I had an issue where I was trying to get the top 'n' records from each group (day) or records in my database. After a bunch of digging I found some great answers and they did in fact solve my problem.
However, my noob-ness is preventing me from understanding exactly WHY these "counting" solutions work. If someone with better SQL knowledge can explain, that would be really great.
EDIT: here's more details
Let's say I had a table described below with this sample data. (To make things simpler, I have a column that kept track of the time of the next upcoming midnight, in order to group 'per day' better).
id | vote_time | time_of_midnight |    name    | votes_yay | votes_nay
------------------------------------------------------------------------
 1 |     a     |        b         |  Person p  |    24     |     36
 1 |     a     |        b         |  Person q  |    20     |     10
 1 |     a     |        b         |  Person r  |    42     |     22
 1 |     c     |        d         |  Person p  |     8     |     10
 1 |     c     |        d         |  Person s  |   120     |     63
- There can be tens or hundreds of "People" per day (b, d, ...)
- id is some other column I needed in order to group by (you can think of it as an election id if that helps)
I'm trying to calculate the top 5 names that had the highest number of votes per day, in descending order.
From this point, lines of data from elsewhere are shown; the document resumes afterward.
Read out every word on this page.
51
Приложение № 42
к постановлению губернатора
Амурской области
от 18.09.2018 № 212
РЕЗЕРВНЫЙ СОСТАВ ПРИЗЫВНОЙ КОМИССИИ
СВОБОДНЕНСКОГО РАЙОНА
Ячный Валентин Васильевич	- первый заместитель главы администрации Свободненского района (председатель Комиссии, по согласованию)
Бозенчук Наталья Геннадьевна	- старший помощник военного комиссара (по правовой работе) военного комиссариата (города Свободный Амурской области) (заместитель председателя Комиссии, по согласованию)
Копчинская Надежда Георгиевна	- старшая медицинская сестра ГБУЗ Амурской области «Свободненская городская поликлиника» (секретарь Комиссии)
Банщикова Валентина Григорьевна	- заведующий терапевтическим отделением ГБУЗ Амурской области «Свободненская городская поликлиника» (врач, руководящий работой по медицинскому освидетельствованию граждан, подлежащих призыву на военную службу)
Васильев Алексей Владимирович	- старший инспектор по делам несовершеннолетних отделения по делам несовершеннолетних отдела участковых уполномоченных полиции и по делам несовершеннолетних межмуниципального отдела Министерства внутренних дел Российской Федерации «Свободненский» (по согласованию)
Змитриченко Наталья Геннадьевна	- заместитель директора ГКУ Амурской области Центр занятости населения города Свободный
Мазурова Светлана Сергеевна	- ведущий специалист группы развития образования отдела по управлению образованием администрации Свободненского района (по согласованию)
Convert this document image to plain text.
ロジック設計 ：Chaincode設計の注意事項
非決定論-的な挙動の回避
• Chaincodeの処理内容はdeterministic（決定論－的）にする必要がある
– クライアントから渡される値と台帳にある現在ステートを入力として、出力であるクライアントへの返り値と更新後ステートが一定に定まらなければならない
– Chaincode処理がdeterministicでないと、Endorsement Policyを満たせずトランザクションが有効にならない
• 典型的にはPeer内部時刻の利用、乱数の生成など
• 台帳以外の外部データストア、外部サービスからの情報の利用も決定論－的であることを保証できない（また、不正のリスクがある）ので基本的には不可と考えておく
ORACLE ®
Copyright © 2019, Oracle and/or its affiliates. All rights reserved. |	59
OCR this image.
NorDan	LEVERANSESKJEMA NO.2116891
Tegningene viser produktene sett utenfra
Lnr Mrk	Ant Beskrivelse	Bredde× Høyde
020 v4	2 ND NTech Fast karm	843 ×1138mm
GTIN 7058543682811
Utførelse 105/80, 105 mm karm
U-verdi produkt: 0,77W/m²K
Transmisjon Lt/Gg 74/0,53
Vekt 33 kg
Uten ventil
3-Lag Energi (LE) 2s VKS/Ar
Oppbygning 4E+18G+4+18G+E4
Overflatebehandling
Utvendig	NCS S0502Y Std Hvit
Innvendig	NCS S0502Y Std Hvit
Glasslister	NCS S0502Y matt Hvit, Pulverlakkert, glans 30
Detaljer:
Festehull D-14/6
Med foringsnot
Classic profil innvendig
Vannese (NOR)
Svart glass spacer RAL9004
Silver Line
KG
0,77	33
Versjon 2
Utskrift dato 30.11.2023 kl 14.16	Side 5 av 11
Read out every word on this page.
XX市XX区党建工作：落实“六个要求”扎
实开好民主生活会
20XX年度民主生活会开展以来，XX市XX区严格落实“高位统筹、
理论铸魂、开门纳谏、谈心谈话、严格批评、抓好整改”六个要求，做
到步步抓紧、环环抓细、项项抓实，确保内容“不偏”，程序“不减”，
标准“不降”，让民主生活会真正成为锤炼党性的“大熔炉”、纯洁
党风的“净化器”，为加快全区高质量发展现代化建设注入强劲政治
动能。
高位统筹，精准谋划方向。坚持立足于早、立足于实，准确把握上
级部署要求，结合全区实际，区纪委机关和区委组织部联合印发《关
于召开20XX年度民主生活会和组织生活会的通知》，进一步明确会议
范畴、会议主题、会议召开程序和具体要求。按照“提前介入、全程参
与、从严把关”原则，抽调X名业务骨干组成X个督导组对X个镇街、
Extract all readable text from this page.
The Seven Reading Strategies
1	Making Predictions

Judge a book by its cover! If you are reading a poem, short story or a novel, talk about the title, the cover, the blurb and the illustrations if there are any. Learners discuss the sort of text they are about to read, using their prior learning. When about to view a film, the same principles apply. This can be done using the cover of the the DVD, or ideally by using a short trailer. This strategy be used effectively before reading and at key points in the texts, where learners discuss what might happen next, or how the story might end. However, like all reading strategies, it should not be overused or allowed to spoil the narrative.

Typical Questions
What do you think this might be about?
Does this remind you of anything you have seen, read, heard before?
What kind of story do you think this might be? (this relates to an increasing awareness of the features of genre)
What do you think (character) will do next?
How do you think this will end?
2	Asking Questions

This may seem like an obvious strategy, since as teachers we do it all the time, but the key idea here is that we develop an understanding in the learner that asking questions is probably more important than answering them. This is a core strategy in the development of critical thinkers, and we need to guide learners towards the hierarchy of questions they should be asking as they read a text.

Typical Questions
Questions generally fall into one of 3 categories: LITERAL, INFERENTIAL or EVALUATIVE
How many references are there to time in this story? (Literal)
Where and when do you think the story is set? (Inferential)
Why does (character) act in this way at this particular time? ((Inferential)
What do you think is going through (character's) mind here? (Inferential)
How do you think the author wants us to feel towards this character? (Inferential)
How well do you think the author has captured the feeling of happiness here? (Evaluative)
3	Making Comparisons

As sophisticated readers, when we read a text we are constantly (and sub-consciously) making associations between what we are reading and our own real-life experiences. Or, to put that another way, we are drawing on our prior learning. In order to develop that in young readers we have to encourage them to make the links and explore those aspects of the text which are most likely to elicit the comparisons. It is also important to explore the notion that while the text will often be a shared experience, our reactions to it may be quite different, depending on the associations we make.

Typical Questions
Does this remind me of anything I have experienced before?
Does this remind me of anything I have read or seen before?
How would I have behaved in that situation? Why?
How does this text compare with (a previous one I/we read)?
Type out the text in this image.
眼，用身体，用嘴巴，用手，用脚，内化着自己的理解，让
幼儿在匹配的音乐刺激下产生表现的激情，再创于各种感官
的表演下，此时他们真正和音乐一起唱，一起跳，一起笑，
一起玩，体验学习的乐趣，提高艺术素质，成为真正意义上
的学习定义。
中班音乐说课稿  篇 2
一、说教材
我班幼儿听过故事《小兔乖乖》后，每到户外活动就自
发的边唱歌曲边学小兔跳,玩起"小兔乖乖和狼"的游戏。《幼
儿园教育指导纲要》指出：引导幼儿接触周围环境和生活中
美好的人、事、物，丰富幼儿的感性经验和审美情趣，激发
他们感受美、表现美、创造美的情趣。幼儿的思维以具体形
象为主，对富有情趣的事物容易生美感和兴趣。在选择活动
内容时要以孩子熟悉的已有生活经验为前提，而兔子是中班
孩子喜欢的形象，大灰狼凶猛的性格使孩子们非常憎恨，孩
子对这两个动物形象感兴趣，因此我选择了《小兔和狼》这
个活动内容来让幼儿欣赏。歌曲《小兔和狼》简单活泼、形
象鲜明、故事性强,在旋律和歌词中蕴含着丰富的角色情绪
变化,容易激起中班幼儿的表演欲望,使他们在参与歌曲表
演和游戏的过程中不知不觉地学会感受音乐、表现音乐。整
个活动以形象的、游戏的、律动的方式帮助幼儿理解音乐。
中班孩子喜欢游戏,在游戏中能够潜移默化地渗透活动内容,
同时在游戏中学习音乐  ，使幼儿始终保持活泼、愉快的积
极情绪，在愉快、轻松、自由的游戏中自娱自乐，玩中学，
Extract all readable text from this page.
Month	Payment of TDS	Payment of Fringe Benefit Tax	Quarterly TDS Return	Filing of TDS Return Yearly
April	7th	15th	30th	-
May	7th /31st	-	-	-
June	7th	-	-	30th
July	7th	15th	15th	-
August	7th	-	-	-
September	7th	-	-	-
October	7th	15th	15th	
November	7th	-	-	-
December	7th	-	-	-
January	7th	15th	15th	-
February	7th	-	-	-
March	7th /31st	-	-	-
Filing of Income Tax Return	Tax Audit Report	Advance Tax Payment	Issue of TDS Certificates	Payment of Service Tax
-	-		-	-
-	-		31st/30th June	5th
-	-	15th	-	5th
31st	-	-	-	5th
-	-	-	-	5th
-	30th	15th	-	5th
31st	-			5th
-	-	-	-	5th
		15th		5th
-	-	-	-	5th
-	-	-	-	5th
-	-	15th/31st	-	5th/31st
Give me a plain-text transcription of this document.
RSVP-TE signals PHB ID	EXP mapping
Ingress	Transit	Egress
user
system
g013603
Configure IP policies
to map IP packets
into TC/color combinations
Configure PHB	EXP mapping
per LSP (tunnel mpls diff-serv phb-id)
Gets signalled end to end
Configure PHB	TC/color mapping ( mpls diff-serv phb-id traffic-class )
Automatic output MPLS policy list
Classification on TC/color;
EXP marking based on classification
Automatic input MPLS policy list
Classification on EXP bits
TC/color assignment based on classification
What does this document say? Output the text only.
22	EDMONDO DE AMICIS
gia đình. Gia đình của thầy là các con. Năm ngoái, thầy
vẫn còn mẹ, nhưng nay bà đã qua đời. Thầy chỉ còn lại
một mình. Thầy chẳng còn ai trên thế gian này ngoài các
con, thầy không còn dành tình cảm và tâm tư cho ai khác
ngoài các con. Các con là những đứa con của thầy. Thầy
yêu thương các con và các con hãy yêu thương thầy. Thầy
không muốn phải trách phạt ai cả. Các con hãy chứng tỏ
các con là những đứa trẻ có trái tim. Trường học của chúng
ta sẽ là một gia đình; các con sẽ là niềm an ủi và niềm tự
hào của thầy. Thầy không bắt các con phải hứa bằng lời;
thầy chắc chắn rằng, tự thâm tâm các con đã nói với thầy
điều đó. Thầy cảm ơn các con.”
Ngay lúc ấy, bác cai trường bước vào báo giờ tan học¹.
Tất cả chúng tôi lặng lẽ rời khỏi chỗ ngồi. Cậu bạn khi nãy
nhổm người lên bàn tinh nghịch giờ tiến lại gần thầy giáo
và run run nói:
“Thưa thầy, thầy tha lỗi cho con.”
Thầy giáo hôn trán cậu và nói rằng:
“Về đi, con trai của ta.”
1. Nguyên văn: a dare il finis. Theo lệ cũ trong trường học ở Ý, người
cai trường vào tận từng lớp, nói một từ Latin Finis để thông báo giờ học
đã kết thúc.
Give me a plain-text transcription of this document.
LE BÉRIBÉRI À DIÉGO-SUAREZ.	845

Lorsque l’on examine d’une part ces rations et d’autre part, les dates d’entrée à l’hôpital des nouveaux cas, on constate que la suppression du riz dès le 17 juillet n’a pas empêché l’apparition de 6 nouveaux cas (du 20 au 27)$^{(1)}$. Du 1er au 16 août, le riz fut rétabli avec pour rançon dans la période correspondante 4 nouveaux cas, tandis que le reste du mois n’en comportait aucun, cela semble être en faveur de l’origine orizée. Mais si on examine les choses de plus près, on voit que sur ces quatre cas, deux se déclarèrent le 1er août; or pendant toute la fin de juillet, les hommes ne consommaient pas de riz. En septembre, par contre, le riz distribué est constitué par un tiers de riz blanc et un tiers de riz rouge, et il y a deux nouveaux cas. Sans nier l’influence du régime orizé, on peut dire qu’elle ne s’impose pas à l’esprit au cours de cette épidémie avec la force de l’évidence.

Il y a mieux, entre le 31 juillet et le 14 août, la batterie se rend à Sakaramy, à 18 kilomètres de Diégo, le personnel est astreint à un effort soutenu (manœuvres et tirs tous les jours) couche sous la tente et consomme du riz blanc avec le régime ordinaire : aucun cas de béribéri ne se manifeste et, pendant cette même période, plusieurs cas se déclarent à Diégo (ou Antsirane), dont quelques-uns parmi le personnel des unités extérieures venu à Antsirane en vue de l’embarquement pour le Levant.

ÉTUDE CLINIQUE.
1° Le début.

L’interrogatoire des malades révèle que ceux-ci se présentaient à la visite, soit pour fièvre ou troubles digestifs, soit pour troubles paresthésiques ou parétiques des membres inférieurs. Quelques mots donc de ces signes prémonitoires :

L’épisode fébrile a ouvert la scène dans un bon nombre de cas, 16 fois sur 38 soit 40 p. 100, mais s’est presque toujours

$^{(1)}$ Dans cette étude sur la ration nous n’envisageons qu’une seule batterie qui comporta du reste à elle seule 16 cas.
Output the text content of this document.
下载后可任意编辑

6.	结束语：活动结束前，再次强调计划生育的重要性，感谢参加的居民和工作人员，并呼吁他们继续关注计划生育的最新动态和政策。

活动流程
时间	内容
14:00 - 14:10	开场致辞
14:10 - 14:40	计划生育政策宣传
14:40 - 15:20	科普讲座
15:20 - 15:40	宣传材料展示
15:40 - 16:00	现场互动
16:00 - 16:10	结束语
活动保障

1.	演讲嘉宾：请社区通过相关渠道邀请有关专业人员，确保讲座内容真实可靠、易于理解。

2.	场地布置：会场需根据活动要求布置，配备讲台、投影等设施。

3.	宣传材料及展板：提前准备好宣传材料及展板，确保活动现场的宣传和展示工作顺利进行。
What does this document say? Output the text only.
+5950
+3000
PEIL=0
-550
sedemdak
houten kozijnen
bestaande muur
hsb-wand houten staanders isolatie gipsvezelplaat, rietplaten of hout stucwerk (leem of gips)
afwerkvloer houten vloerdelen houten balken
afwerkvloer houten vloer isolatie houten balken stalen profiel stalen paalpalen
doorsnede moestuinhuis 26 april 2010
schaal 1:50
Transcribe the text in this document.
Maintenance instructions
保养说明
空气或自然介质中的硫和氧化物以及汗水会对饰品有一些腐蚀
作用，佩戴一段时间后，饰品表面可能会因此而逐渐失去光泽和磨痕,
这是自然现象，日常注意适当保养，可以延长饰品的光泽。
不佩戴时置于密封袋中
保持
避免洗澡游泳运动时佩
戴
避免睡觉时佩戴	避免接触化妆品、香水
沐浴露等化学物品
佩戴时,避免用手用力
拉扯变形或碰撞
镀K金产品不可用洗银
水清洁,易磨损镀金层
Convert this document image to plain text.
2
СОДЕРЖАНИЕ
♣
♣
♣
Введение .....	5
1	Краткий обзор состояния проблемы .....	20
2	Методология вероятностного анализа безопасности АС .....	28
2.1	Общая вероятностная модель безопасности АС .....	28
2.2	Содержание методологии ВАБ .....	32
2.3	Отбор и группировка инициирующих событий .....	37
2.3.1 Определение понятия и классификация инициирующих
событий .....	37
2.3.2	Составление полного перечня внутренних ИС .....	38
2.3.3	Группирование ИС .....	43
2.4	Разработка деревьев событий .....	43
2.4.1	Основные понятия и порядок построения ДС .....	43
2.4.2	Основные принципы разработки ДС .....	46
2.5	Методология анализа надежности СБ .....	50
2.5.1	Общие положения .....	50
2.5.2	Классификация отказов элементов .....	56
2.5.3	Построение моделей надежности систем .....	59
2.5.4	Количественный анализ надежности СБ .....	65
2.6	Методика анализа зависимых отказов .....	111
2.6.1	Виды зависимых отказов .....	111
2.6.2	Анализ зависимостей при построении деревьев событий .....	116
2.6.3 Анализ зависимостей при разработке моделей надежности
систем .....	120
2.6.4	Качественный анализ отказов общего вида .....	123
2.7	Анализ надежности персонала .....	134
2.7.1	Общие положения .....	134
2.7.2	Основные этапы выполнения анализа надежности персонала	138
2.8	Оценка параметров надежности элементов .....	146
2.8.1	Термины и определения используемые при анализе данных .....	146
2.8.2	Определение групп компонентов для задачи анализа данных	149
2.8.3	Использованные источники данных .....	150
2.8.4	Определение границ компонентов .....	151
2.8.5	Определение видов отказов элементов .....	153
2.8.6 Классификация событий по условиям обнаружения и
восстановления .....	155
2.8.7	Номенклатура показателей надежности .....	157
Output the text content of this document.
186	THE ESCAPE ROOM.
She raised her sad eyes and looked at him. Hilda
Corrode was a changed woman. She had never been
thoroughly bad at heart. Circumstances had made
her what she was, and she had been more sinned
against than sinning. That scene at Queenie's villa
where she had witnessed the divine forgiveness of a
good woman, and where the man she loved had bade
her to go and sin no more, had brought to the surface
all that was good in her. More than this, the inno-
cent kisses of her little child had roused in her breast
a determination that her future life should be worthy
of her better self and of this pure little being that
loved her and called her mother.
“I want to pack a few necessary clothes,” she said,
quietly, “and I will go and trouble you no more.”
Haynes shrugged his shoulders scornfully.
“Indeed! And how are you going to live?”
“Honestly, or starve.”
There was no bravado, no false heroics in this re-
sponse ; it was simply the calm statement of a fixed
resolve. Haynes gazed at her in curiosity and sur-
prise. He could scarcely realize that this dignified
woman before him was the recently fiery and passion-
I was able to use the referenced articles to create a query that would give me the following results (on Oracle):
SELECT name, time_of_midnight, votes_yay, votes_nay, (votes_yay+votes_nay) AS total_votes
FROM results a
WHERE id=1 AND (
    SELECT COUNT(*) 
    FROM results b
    WHERE b.id=a.id AND b.time_of_midnight=a.time_of_midnight AND (a.votes_yay+a.votes_nay) >= (b.votes_yay+b.votes_nay)) <= 5
ORDER BY time_of_midnight DESC, total_votes DESC;
   name    | time_of_midnight | votes_yay | votes_nay | total_votes
------------------------------------------------------------------------
 Person s  |         d        |     120   |     63    |     183
 Person p  |         d        |       8   |     10    |      18
 Person r  |         b        |      42   |     22    |      64
 Person p  |         b        |      24   |     36    |      60
 Person q  |         b        |      20   |     10    |      30
So I'm not really sure
- Why this counting method works?
- [stupid]: Why don't I need to also include namein the inner query to make sure it doesn't join the data incorrectly?